Taking a dig at China, Defence Minister Rajnath Singh on Sunday said: “some irresponsible nations” with their narrow partisan interests and hegemonic tendencies are coming up with wrong definitions of the UN Convention on the Law of the Sea (UNCLOS).
It is a matter of concern that UNCLOS is being repeatedly weakened by arbitrary interpretation of its definition by some nations, Singh said, after the commissioning of the Indian Navy’s destroyer Visakhapatnam.
As a responsible maritime stakeholder, India supports consensus-based principles and a peaceful, open, rules-based stable maritime order, Singh said. India envisages Indo-Pacific having freedom of navigation, free trade, and universal values where all stakeholders’ interests are protected, he said.
“Some irresponsible nations, with their narrow partisan interests, hegemonic tendencies are coming with wrong definitions of international laws,” Singh said without naming China.
China has been militarizing islands in South China, a move that has attracted global criticism. The area has overlapping claims of several East and Southeast Asian nations.
In 2016, an international tribunal rejected China’s argument that it enjoys historic rights over most of the South China Sea — a region known to be rich in hydrocarbons and also hosting an important Sea Lane of Communication.
Following the order, China said the award is “null and void and has no binding force” and it neither accepts nor recognizes it.
Singh said as an important country in the region, the Indian Navy’s role assumes a more crucial role for the region’s security.

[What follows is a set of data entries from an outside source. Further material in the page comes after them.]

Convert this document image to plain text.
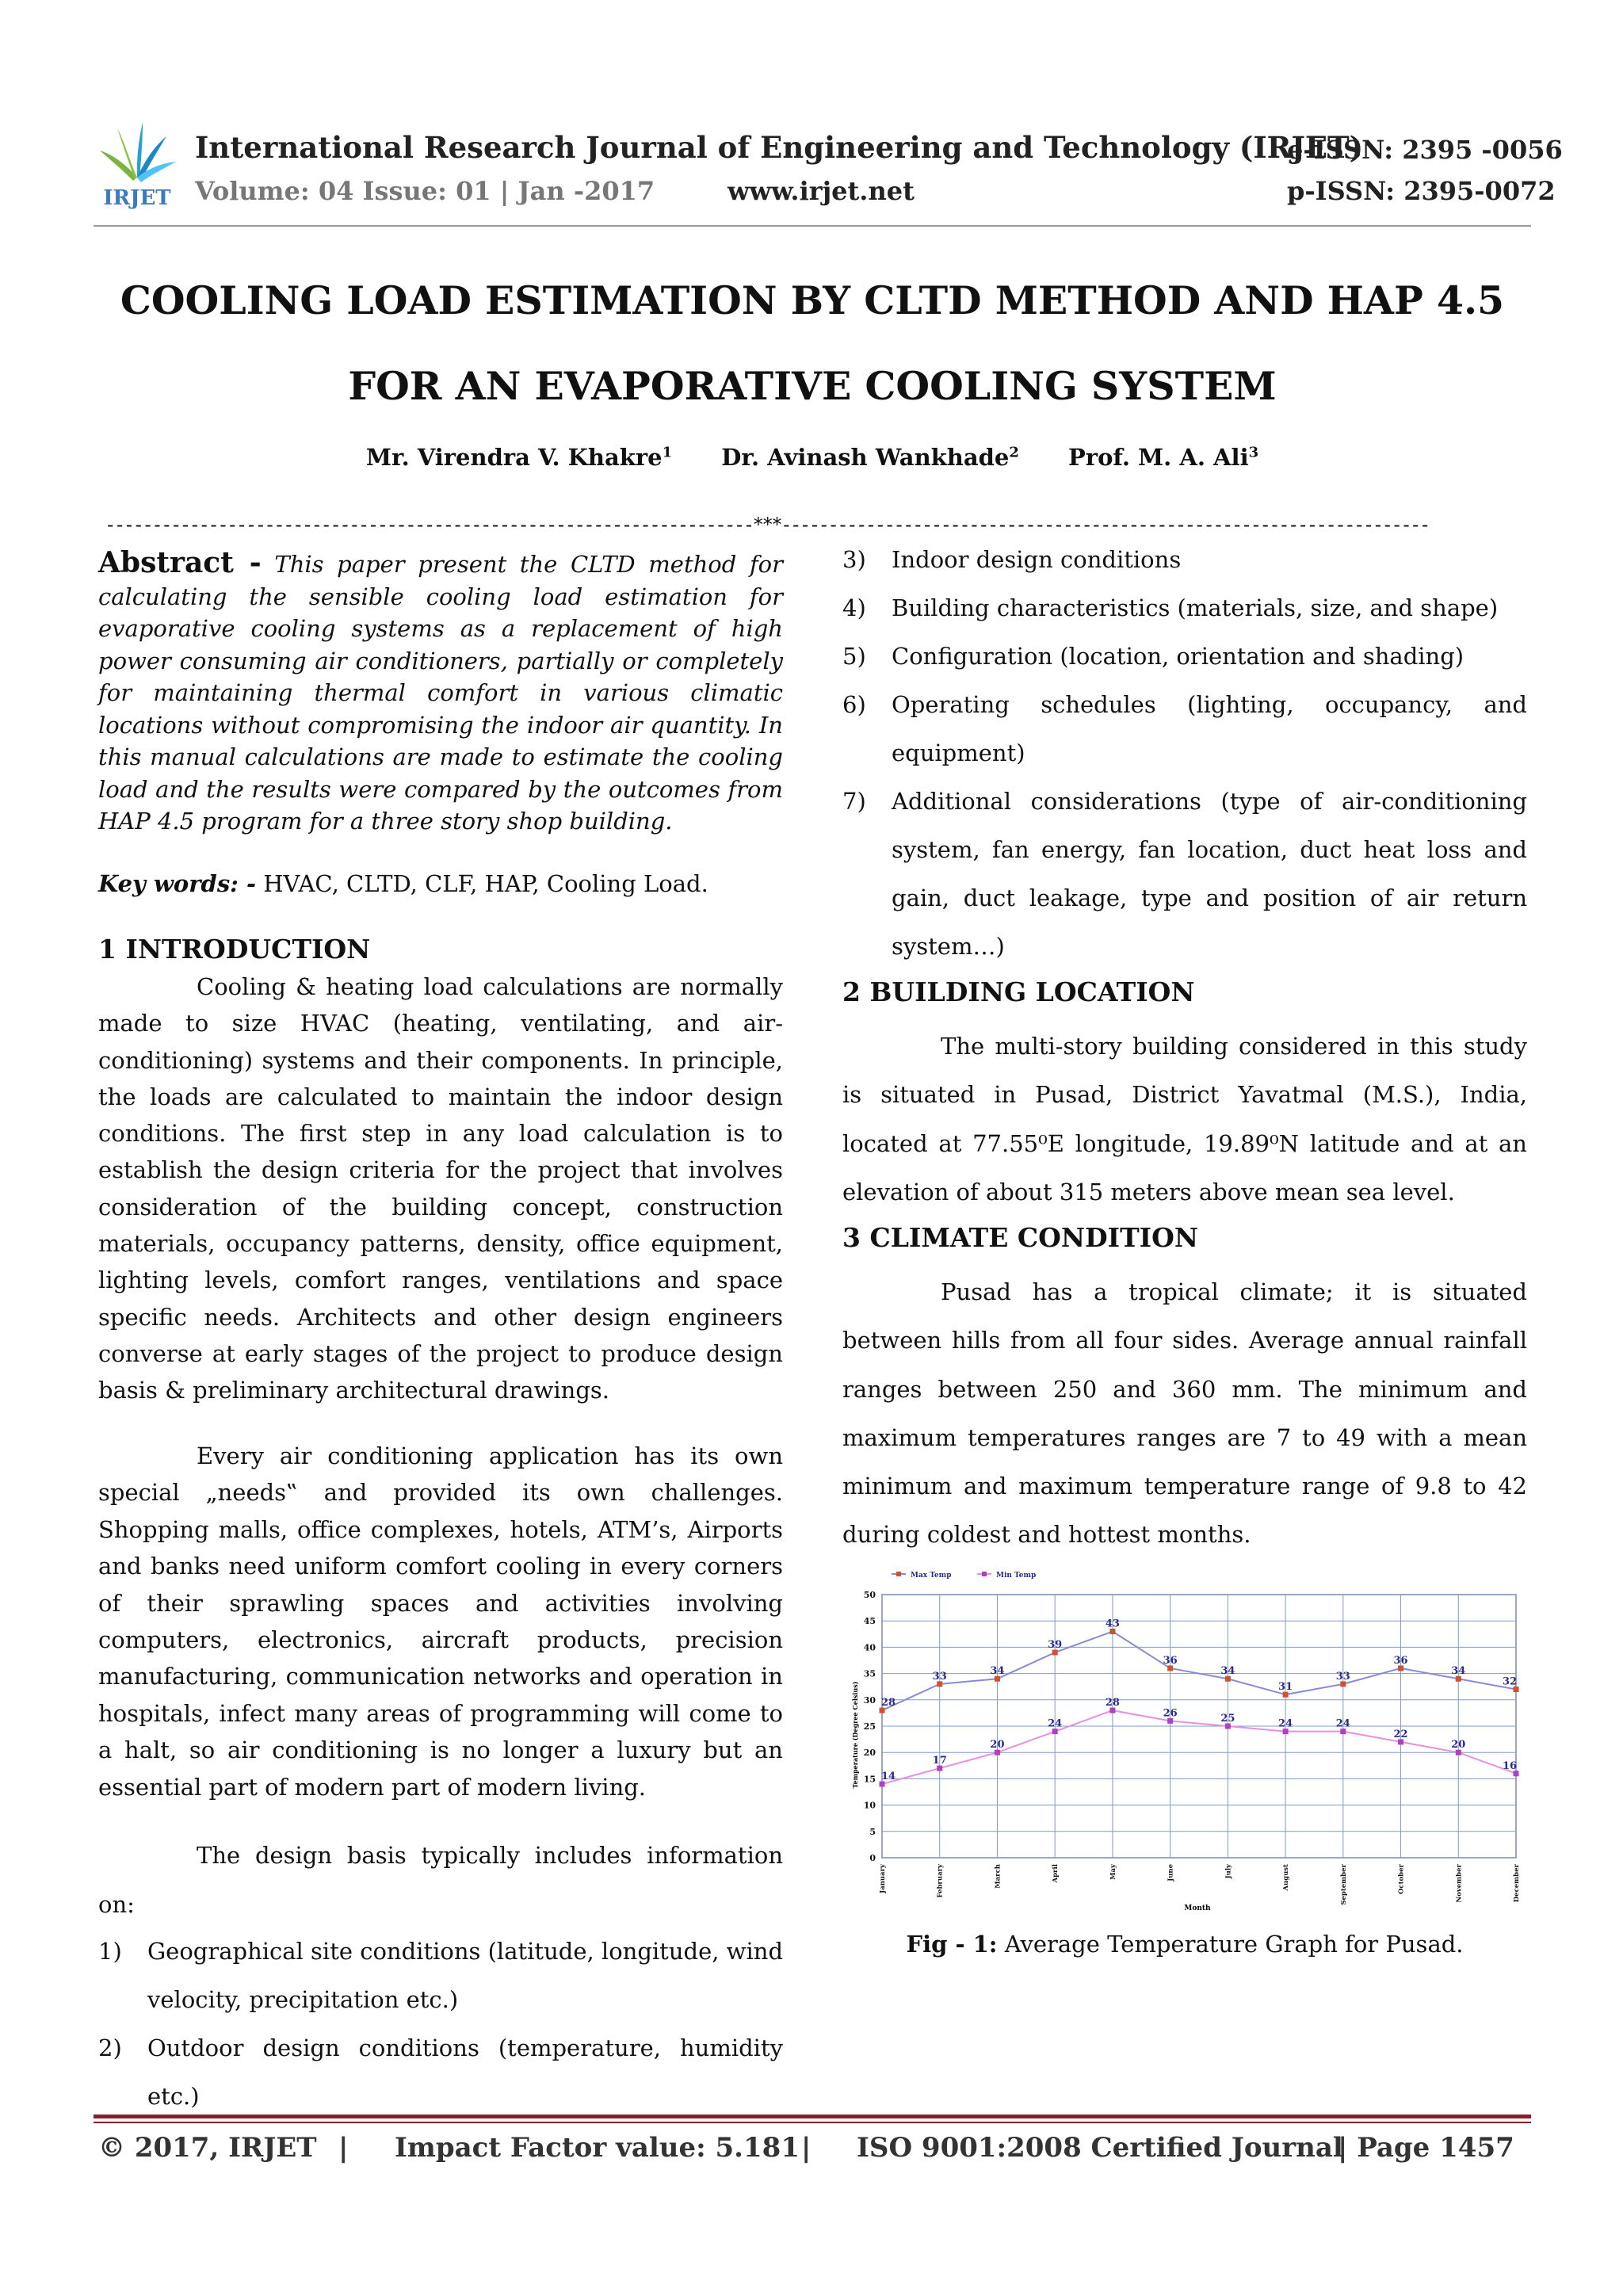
IRJET
International Research Journal of Engineering and Technology (IRJET)
e-ISSN: 2395 -0056
Volume: 04 Issue: 01 | Jan -2017	www.irjet.net	p-ISSN: 2395-0072
COOLING LOAD ESTIMATION BY CLTD METHOD AND HAP 4.5
FOR AN EVAPORATIVE COOLING SYSTEM
Mr. Virendra V. Khakre$^1$ Dr. Avinash Wankhade$^2$ Prof. M. A. Ali$^3$
---------------------------------------------------------------------***---------------------------------------------------------------------
Abstract - This paper present the CLTD method for calculating the sensible cooling load estimation for evaporative cooling systems as a replacement of high power consuming air conditioners, partially or completely for maintaining thermal comfort in various climatic locations without compromising the indoor air quantity. In this manual calculations are made to estimate the cooling load and the results were compared by the outcomes from HAP 4.5 program for a three story shop building.
Key words: - HVAC, CLTD, CLF, HAP, Cooling Load.
1 INTRODUCTION
Cooling & heating load calculations are normally made to size HVAC (heating, ventilating, and air-conditioning) systems and their components. In principle, the loads are calculated to maintain the indoor design conditions. The first step in any load calculation is to establish the design criteria for the project that involves consideration of the building concept, construction materials, occupancy patterns, density, office equipment, lighting levels, comfort ranges, ventilations and space specific needs. Architects and other design engineers converse at early stages of the project to produce design basis & preliminary architectural drawings.
Every air conditioning application has its own special „needs‟ and provided its own challenges. Shopping malls, office complexes, hotels, ATM’s, Airports and banks need uniform comfort cooling in every corners of their sprawling spaces and activities involving computers, electronics, aircraft products, precision manufacturing, communication networks and operation in hospitals, infect many areas of programming will come to a halt, so air conditioning is no longer a luxury but an essential part of modern part of modern living.
The design basis typically includes information on:
1) Geographical site conditions (latitude, longitude, wind velocity, precipitation etc.)
2) Outdoor design conditions (temperature, humidity etc.)
3) Indoor design conditions
4) Building characteristics (materials, size, and shape)
5) Configuration (location, orientation and shading)
6) Operating schedules (lighting, occupancy, and equipment)
7) Additional considerations (type of air-conditioning system, fan energy, fan location, duct heat loss and gain, duct leakage, type and position of air return system…)
2 BUILDING LOCATION
The multi-story building considered in this study is situated in Pusad, District Yavatmal (M.S.), India, located at 77.55⁰E longitude, 19.89⁰N latitude and at an elevation of about 315 meters above mean sea level.
3 CLIMATE CONDITION
Pusad has a tropical climate; it is situated between hills from all four sides. Average annual rainfall ranges between 250 and 360 mm. The minimum and maximum temperatures ranges are 7 to 49 with a mean minimum and maximum temperature range of 9.8 to 42 during coldest and hottest months.
0
5
10
15
20
25
30
35
40
45
50
January	February	March	April	May	June	July	August	September	October	November	December
28
33	34
39
43
36
34
31
33
36
34
32
14
17
20
24
28
26	25	24	24
22
20
16
Max Temp	Min Temp
Temperature (Degree Celsius)
Month
Fig - 1: Average Temperature Graph for Pusad.
© 2017, IRJET | Impact Factor value: 5.181 | ISO 9001:2008 Certified Journal
| Page 1457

He said countries the world over are working towards making their military power strong and modern due to global security reasons, border disputes, and the importance to maintain maritime dominance.
There is a rising demand for military equipment. Reports suggest that the world over the cost for security is expected to reach USD 2.1 trillion. In 5-10 years, this is expected to rise manifold, Singh noted.
“We have an opportunity to use all our capacity, take advantage of the policies, and make the country a hub in indigenous shipbuilding,” Singh said.
Indigenously-built stealth-guided missile destroyer Visakhapatnam, packed with an array of missiles and anti-submarine rockets, was commissioned in presence of top naval commanders.
Visakhapatnam is equipped with lethal weapons and sensors, including supersonic surface-to-surface and surface-to-air missiles, medium and short-range guns, anti-submarine rockets, and advanced electronic warfare and communication suits, officials said.
Admiral Karambir Singh, Chief of the Naval Staff, said the ship is a shining example of self-reliance.